I need help with an absolute value question!

Answer 1

@johnweldon1993 could you help me please!

Answer 2

Firstly, you want to isolate that absolute value

So we need to add 8 to both sides of this equation

Answer 3

\[\large 2|3x - 5| - 8 = 8\]
\[\large 2|3x - 5| = 16\]

Then we need to completely isolate it by dividing this whole equation by 2 (it will cancel the 2 out in front of the absolute value bars)

\[\large |3x - 5| = 8\]

Now we just split this into 2 equations

\(\large 3x - 5 = 8\) and \(\large 3x - 5 = -8\)

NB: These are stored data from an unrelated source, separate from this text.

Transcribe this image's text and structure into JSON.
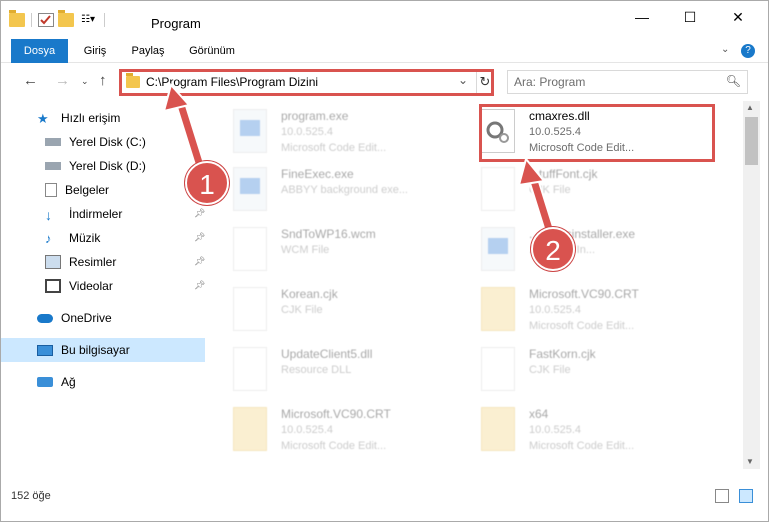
{
  "window": {
    "title": "Program",
    "controls": {
      "minimize": "—",
      "maximize": "☐",
      "close": "✕"
    }
  },
  "ribbon": {
    "tabs": [
      "Dosya",
      "Giriş",
      "Paylaş",
      "Görünüm"
    ],
    "expand_icon": "chevron-down-icon",
    "help_icon": "help-icon"
  },
  "address": {
    "path": "C:\\Program Files\\Program Dizini",
    "search_placeholder": "Ara: Program"
  },
  "sidebar": {
    "items": [
      {
        "label": "Hızlı erişim",
        "icon": "star-icon",
        "pinned": false
      },
      {
        "label": "Yerel Disk (C:)",
        "icon": "drive-icon",
        "pinned": false
      },
      {
        "label": "Yerel Disk (D:)",
        "icon": "drive-icon",
        "pinned": false
      },
      {
        "label": "Belgeler",
        "icon": "documents-icon",
        "pinned": false
      },
      {
        "label": "İndirmeler",
        "icon": "download-icon",
        "pinned": true
      },
      {
        "label": "Müzik",
        "icon": "music-icon",
        "pinned": true
      },
      {
        "label": "Resimler",
        "icon": "pictures-icon",
        "pinned": true
      },
      {
        "label": "Videolar",
        "icon": "video-icon",
        "pinned": true
      },
      {
        "label": "OneDrive",
        "icon": "cloud-icon",
        "pinned": false
      },
      {
        "label": "Bu bilgisayar",
        "icon": "computer-icon",
        "pinned": false,
        "selected": true
      },
      {
        "label": "Ağ",
        "icon": "network-icon",
        "pinned": false
      }
    ]
  },
  "files": [
    {
      "name": "program.exe",
      "meta1": "10.0.525.4",
      "meta2": "Microsoft Code Edit...",
      "kind": "exe",
      "faded": true
    },
    {
      "name": "cmaxres.dll",
      "meta1": "10.0.525.4",
      "meta2": "Microsoft Code Edit...",
      "kind": "dll",
      "faded": false
    },
    {
      "name": "FineExec.exe",
      "meta1": "ABBYY background exe...",
      "meta2": "",
      "kind": "exe",
      "faded": true
    },
    {
      "name": "...tuffFont.cjk",
      "meta1": "CJK File",
      "meta2": "",
      "kind": "file",
      "faded": true
    },
    {
      "name": "SndToWP16.wcm",
      "meta1": "WCM File",
      "meta2": "",
      "kind": "file",
      "faded": true
    },
    {
      "name": "...ommsinstaller.exe",
      "meta1": "...nstaller In...",
      "meta2": "",
      "kind": "exe",
      "faded": true
    },
    {
      "name": "Korean.cjk",
      "meta1": "CJK File",
      "meta2": "",
      "kind": "file",
      "faded": true
    },
    {
      "name": "Microsoft.VC90.CRT",
      "meta1": "10.0.525.4",
      "meta2": "Microsoft Code Edit...",
      "kind": "folder",
      "faded": true
    },
    {
      "name": "UpdateClient5.dll",
      "meta1": "Resource DLL",
      "meta2": "",
      "kind": "file",
      "faded": true
    },
    {
      "name": "FastKorn.cjk",
      "meta1": "CJK File",
      "meta2": "",
      "kind": "file",
      "faded": true
    },
    {
      "name": "Microsoft.VC90.CRT",
      "meta1": "10.0.525.4",
      "meta2": "Microsoft Code Edit...",
      "kind": "folder",
      "faded": true
    },
    {
      "name": "x64",
      "meta1": "10.0.525.4",
      "meta2": "Microsoft Code Edit...",
      "kind": "folder",
      "faded": true
    }
  ],
  "status": {
    "count": "152 öğe"
  },
  "annotations": {
    "badge1": "1",
    "badge2": "2",
    "color": "#d9534f"
  }
}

solve for 'x' in each of those

Answer 4

Perfect!

Except for the first one, they didn't want it THAT way

\[\large 3x = 13\]
\[\large x = \frac{13}{3}\]
\[\large x = 4\frac{1}{3}\]

Answer 5

So which graph do we have? ^_^

Answer 6

D?

Answer 7

well 4 1/3 isnt an option.. but the -1 is there

Answer 8

...look at em all again (especially graph B :P

Answer 9

oh oops, i totally didnt see that.. thank you!
do you think you could help me with one more? im just trying to figure out how to set it up

Answer 10

Lol knew you would get it :P

and yeah of course :)

Answer 11

\[T= \frac{ 3U }{ E } solve for U\]

Answer 12

Alright so

\[\large T = \frac{3U}{E}\]

We want to get U by itself...if we multiply both sides of this equation by E...

\[\large T \times E = \frac{3U}{\cancel{E}} \times \cancel{E}\]

we will have

\[\large TE = 3U\]

Can you solve it from there?

Answer 13

\[\frac{ TE }{ 3 } = U\]

Answer 14

Perfect! :)

Answer 15

yay thank you so much! :)

Answer 16

No problem hun :)